Through her work with NASA, Murali was able to have Darian Dixon present to her class. ‘“He went to MPS and then he worked for NASA. Darian played a key role on NASA’s Perseverance Rover, which landed on Mars in February. Dixon was Perseverance’s Mastcam-Z data management lead. After his presentation, one Hispanic and one African American student both went up to him and said, ‘We want to be like you. What should we do to become like you? We want to work for NASA.’”

According to Murali, Mr. Dixon said, “‘You know what, that is my dream. That's why I came back to Milwaukee.’ And then my two students were his first [NASA] interns. He said, ‘You work with me. I will make sure you get into NASA.’”

Mrs. Murali’s students are clamoring for these opportunities, and seeing the results. She said, “opportunities come, I share with the kids. They want to do it, and then we do it.”

She started a STEM/NASA club, so more students can have an opportunity to engage with projects that can fuel their excitement and learning. Each opportunity springboards them all into more opportunities. Murali’s club (comprised of 6-8th graders) is working with UW-Milwaukee and NASA on pharmaceutical testing of a new drug. That new drug “ going to go in the rocket and then after it comes back they are going to test … to see how the high altitude affected the physical and chemical properties of the drug.”

Murali’s students, “... are doing HiFi authentic research.” And all with “zero cost to the district.”

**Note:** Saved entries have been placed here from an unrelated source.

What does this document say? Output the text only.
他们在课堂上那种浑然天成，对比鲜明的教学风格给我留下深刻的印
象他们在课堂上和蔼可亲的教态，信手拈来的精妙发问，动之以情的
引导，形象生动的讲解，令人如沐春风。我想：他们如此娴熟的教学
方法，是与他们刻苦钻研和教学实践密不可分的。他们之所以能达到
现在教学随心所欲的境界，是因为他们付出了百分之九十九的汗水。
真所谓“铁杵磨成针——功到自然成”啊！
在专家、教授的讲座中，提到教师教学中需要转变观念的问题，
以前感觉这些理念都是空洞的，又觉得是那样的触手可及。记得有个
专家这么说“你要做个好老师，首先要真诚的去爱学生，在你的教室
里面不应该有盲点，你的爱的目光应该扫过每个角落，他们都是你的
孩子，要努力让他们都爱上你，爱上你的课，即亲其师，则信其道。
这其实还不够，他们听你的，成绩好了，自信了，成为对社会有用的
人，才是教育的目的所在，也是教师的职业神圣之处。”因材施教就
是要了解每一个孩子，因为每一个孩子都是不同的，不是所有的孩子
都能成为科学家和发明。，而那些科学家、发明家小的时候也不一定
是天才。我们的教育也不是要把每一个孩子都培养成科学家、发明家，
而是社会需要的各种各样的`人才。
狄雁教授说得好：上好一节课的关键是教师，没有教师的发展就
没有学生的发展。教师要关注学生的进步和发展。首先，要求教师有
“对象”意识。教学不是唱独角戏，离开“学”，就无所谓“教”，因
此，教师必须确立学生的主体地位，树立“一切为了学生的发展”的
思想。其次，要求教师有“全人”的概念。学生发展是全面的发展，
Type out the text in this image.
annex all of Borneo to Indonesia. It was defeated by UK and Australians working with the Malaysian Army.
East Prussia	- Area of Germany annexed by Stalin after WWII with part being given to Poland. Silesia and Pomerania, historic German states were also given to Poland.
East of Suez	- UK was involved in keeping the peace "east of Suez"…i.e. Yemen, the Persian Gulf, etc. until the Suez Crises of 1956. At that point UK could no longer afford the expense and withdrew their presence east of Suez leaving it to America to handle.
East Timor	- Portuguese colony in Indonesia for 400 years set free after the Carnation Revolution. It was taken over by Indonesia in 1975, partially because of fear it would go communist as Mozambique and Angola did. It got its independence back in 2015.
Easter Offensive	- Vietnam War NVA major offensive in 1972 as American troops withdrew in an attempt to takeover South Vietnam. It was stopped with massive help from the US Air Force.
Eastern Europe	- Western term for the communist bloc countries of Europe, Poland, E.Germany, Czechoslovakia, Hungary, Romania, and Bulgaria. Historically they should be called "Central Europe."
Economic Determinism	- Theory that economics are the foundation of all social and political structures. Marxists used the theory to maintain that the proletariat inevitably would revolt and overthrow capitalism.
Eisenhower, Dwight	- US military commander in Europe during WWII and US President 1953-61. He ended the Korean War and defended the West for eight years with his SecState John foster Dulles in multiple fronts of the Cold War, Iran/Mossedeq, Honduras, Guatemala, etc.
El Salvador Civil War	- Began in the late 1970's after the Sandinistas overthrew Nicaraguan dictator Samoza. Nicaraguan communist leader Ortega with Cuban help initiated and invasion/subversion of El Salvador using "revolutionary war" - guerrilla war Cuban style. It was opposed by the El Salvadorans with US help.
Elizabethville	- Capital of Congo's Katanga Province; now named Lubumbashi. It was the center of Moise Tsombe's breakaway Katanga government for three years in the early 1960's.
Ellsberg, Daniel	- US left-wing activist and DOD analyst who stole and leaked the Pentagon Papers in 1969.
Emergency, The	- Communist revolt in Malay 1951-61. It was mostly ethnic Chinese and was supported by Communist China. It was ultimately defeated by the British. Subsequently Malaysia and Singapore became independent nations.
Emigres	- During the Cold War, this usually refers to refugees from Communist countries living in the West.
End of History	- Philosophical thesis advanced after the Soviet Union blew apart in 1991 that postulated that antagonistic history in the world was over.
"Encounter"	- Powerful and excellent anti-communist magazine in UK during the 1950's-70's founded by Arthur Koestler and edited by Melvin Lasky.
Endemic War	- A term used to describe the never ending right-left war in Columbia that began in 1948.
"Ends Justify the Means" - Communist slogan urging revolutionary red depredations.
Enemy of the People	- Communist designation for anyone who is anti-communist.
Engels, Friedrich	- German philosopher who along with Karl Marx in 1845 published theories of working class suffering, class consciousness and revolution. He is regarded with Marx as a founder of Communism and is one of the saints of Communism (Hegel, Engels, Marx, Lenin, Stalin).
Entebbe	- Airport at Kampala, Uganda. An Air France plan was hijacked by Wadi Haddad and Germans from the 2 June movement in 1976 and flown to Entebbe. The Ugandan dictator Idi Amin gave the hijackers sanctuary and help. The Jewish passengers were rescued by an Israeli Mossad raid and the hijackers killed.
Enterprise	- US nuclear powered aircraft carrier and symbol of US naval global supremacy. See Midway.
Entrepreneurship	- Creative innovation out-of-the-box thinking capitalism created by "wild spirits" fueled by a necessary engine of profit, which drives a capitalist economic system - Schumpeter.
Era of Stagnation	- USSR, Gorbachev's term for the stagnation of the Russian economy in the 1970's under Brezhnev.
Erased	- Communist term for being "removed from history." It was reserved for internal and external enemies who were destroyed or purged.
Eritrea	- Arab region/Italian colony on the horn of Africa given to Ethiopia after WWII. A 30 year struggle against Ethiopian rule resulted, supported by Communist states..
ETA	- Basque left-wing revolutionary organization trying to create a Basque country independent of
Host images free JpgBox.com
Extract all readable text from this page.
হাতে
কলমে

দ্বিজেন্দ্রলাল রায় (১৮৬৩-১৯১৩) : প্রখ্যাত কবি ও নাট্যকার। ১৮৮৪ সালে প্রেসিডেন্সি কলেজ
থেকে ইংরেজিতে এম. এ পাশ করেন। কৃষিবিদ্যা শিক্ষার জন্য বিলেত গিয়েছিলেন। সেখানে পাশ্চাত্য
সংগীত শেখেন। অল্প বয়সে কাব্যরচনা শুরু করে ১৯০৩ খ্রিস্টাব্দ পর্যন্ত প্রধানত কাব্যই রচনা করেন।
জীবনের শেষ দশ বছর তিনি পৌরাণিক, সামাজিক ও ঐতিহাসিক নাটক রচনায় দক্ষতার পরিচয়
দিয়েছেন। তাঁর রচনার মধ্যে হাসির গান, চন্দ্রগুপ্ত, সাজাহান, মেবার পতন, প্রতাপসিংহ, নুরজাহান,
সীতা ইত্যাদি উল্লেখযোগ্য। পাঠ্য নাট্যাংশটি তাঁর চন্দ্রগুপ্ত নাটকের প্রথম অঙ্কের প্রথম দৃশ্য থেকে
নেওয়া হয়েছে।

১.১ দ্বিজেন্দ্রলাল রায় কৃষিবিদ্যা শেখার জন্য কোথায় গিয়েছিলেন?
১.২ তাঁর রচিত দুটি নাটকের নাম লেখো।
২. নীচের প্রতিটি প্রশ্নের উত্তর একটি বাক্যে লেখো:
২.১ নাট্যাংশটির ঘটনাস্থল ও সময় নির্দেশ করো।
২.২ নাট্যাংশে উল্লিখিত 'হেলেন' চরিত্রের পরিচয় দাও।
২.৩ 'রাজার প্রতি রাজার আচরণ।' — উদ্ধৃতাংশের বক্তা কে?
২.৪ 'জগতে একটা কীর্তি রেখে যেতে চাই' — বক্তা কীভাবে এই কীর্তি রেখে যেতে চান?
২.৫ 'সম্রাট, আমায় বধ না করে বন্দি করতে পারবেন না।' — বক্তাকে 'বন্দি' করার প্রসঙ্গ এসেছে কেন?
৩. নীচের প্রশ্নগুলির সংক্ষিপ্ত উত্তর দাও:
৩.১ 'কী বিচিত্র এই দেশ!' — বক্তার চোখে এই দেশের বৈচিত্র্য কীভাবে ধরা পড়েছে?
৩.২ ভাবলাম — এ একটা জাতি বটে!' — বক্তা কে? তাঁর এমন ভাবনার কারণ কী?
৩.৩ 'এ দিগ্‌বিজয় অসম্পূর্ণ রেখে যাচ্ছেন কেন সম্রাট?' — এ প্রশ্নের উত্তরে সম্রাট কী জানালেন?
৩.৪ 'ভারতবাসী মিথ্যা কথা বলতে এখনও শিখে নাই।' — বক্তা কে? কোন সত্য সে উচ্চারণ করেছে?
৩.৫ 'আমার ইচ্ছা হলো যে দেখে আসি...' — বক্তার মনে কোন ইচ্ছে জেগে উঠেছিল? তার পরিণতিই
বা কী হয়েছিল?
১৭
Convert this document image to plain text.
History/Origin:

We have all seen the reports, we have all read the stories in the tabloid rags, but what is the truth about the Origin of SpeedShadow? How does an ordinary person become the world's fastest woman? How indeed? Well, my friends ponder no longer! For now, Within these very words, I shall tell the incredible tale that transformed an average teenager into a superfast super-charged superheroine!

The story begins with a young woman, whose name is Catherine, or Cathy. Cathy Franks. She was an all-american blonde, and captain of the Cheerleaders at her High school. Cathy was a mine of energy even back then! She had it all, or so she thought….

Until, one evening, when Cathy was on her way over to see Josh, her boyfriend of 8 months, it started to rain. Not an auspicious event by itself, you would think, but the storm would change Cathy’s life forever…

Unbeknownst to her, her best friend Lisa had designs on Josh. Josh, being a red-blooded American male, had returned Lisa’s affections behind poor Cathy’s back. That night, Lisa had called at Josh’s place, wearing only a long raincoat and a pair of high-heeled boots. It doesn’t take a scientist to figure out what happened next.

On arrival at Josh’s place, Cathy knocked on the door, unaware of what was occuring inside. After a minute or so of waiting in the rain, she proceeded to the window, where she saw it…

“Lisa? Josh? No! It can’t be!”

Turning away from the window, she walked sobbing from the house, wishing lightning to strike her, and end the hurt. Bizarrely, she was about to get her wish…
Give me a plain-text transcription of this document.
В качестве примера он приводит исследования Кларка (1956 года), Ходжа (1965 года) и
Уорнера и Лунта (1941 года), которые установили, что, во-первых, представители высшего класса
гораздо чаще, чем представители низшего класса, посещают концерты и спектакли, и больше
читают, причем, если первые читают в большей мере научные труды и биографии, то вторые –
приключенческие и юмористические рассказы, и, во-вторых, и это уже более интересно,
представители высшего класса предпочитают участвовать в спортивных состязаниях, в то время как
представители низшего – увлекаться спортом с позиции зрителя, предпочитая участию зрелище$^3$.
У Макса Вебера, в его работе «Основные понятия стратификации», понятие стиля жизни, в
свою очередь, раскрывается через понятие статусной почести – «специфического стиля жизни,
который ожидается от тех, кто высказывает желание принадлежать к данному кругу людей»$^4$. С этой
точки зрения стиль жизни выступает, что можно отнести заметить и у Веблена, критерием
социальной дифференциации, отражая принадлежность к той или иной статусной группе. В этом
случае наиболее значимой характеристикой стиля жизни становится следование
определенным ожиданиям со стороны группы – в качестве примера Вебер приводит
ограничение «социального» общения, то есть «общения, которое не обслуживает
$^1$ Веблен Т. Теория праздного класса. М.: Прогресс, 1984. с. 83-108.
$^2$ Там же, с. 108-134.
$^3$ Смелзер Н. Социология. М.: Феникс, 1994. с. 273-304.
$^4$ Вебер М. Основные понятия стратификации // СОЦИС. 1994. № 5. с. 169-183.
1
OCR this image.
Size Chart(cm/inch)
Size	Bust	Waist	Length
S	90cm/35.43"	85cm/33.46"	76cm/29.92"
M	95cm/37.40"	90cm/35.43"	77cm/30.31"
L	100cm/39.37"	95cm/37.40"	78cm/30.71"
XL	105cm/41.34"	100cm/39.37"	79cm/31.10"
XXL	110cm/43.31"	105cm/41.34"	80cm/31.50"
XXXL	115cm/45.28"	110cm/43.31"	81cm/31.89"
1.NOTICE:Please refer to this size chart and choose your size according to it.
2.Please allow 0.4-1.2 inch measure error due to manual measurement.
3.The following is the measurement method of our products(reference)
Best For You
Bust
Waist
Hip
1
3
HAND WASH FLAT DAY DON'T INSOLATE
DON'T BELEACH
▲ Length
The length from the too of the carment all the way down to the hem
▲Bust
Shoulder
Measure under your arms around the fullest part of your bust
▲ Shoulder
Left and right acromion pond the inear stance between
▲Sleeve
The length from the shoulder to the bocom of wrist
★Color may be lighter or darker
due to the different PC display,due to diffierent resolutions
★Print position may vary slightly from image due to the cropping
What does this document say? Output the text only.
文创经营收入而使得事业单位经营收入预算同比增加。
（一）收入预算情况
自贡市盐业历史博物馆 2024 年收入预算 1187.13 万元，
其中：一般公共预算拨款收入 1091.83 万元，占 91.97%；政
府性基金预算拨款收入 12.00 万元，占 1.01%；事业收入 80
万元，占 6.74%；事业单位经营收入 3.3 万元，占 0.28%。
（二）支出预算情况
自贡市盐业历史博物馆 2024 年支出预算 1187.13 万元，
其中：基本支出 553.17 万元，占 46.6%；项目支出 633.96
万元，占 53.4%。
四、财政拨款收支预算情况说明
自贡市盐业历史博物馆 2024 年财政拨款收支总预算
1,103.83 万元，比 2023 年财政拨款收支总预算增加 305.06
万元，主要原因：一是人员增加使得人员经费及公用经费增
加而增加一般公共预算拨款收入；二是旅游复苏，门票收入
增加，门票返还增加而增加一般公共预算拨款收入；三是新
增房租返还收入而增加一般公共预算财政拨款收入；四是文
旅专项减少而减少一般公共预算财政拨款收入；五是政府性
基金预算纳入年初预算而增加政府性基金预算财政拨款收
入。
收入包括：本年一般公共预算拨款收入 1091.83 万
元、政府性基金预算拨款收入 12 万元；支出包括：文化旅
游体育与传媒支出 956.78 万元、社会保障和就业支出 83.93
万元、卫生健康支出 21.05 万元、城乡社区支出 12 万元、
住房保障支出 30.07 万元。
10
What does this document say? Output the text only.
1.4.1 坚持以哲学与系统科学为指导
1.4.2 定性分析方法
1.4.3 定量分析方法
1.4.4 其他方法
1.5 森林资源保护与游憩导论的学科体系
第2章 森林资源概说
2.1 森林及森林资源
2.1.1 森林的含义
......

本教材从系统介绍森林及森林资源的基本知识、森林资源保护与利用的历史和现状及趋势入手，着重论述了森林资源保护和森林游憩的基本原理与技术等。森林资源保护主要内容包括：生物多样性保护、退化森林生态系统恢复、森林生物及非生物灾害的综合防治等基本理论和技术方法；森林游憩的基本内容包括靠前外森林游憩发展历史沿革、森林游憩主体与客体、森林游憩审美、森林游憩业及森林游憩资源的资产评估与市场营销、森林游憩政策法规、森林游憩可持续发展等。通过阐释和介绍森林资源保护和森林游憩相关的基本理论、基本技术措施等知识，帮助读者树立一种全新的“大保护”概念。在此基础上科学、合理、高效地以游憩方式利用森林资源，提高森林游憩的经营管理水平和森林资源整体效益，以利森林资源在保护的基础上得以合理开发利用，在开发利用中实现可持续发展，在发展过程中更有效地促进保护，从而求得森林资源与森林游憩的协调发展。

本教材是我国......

She believes that “[t]he most important thing a teacher can do is to have high expectations for all students and provide opportunities for them to be successful.” In addition, “I get excited when my kids are excited, you know?”

While Mrs. Murali’s experience with NASA is obviously quite unique, flight or no flight, the STEM classroom learning that has evolved from attending one PD is authentic, it is robust, and ultimately, it’s student-driven.

Students get to weave together their learning, their interests, and perhaps most importantly, their hope for the future. This is truly innovation and student engagement in action.

So, if you’re looking for a sign to take a leap with professional development, here it is.

One small step for educators, one giant leap for studentkind.